The implementation boundary should be:

Markdown parser
  → WeaverPDF document AST
  → WeaverPDF layout IR
  → PDF backend

The document AST and layout IR contracts are described in WEAVERPDF_ARCHITECTURE.md.

Parser

Use a mature Markdown parser rather than writing one by hand.

Good candidates are parser stacks in the remark / mdast ecosystem. The parser is a dependency. The normalized AST, layout IR, and renderer are owned in-tree.

Document AST

The v1 AST should be minimal and explicit, with nodes along these lines:

Document
Heading
Paragraph
Text
Emphasis
Strong
Delete
InlineCode
CodeBlock
BlockQuote
List
ListItem
Link
Image
ThematicBreak
Table
TableRow
TableCell

Layout IR

The layout IR should capture page/layout concerns rather than source syntax.

The initial IR only needs enough power for:

vertical block flow
inline text runs
simple line breaking
list indentation
code block boxes
image sizing constraints
table column measurement and row layout
page breaks generated by overflow

Rendering behavior

v1 page model

single page size per document
single margin box per document
optional header/footer support can wait until after the first slice unless it falls out naturally from the page model
single-column page flow only

v1 styling model

one built-in default theme
heading size hierarchy
readable body font and spacing defaults
monospace treatment for code
basic link styling
simple blockquote styling
simple table styling

The point is not theme richness. The point is predictable, good default output.

Diagnostics

Even in v1, diagnostics should remain explicit.

The first slice should report:

Markdown parse failures if the parser exposes them
unsupported v1 features encountered in the normalization step
missing local image resources
layout failures that the engine can detect deterministically

Prefer compile-time or normalization-time diagnostics over silent runtime degradation when practical.

Testing

WeaverPDF v1 should ship with three kinds of tests.

1. normalization tests

Input Markdown to normalized WeaverPDF AST snapshots for:

headings
lists
code blocks
links
images
tables

2. layout tests

Small focused fixtures for:

paragraph pagination
list indentation
code block sizing
image scaling
table measurement and wrapping

3. golden output tests

Fixture documents that render to stable page/layout snapshots and, when viable, stable PDF metadata assertions.

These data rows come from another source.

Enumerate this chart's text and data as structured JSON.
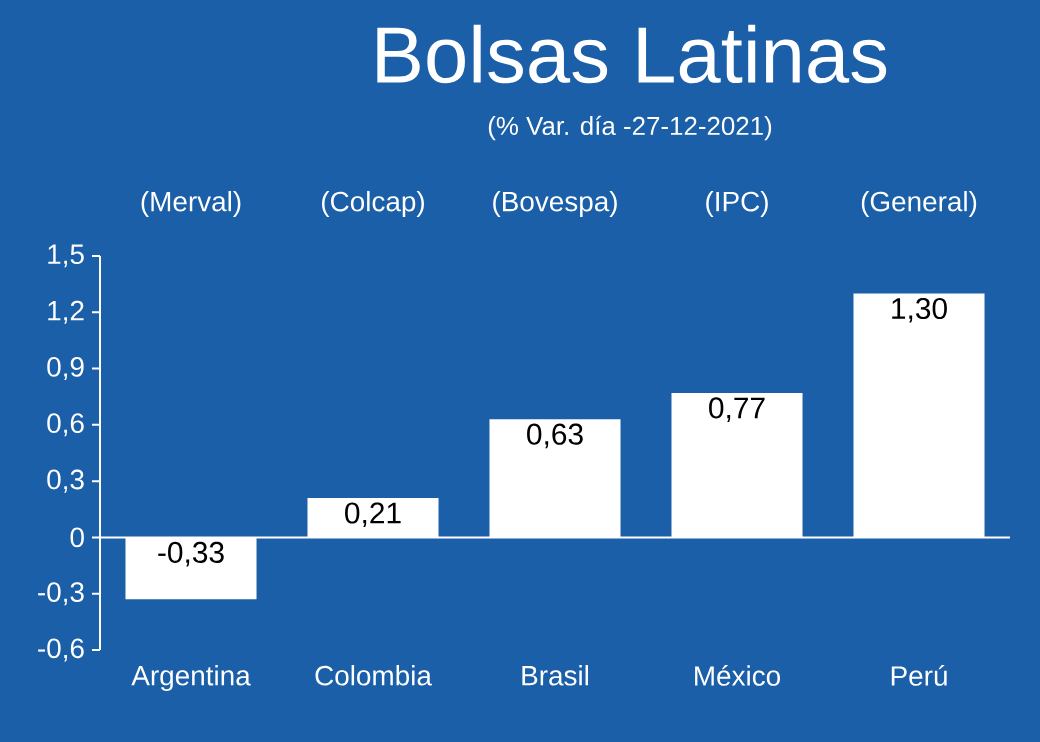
{
  "chart_data": {
    "type": "bar",
    "title": "Bolsas Latinas",
    "subtitle": "(% Var. día -27-12-2021)",
    "categories": [
      "Argentina",
      "Colombia",
      "Brasil",
      "México",
      "Perú"
    ],
    "values": [
      -0.33,
      0.21,
      0.63,
      0.77,
      1.3
    ],
    "value_labels": [
      "-0,33",
      "0,21",
      "0,63",
      "0,77",
      "1,30"
    ],
    "color": "#ffffff",
    "ylim": [
      -0.6,
      1.5
    ],
    "yticks": [
      {
        "value": -0.6,
        "label": "-0,6"
      },
      {
        "value": -0.3,
        "label": "-0,3"
      },
      {
        "value": 0,
        "label": "0"
      },
      {
        "value": 0.3,
        "label": "0,3"
      },
      {
        "value": 0.6,
        "label": "0,6"
      },
      {
        "value": 0.9,
        "label": "0,9"
      },
      {
        "value": 1.2,
        "label": "1,2"
      },
      {
        "value": 1.5,
        "label": "1,5"
      }
    ],
    "annotations": [
      "(Merval)",
      "(Colcap)",
      "(Bovespa)",
      "(IPC)",
      "(General)"
    ]
  }
}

The v1 goldens should stay simple:

README-like document
release notes / changelog
small technical note with table and code blocks

Suggested milestone order after v1

Once v1 is stable, the likely order is:

frontmatter metadata and basic document config
minimal directives such as page break and section break
inline styled spans and admonitions
anchors, cross-references, and TOC
directive tables / advanced tables
page-composition features
WeaverFO exploration against the shared layout engine

Exit criteria

WeaverPDF v1 is done when:

a normal GitHub-style README renders cleanly to PDF
a small document with lists, code blocks, images, and a GFM table renders predictably
the engine has an owned document AST and layout IR
the output path does not depend on direct rendering from third-party parser nodes
unsupported non-v1 constructs produce clear diagnostics rather than ad hoc behavior

Decision summary

WeaverPDF v1 is a bounded Markdown-first PDF renderer.

It should start with GFM core features, a clean internal AST/IR boundary, and single-column paged layout.

Everything else in the current EzPDF reference is staged on top of that, including directives, templating, advanced page composition, and WeaverFO.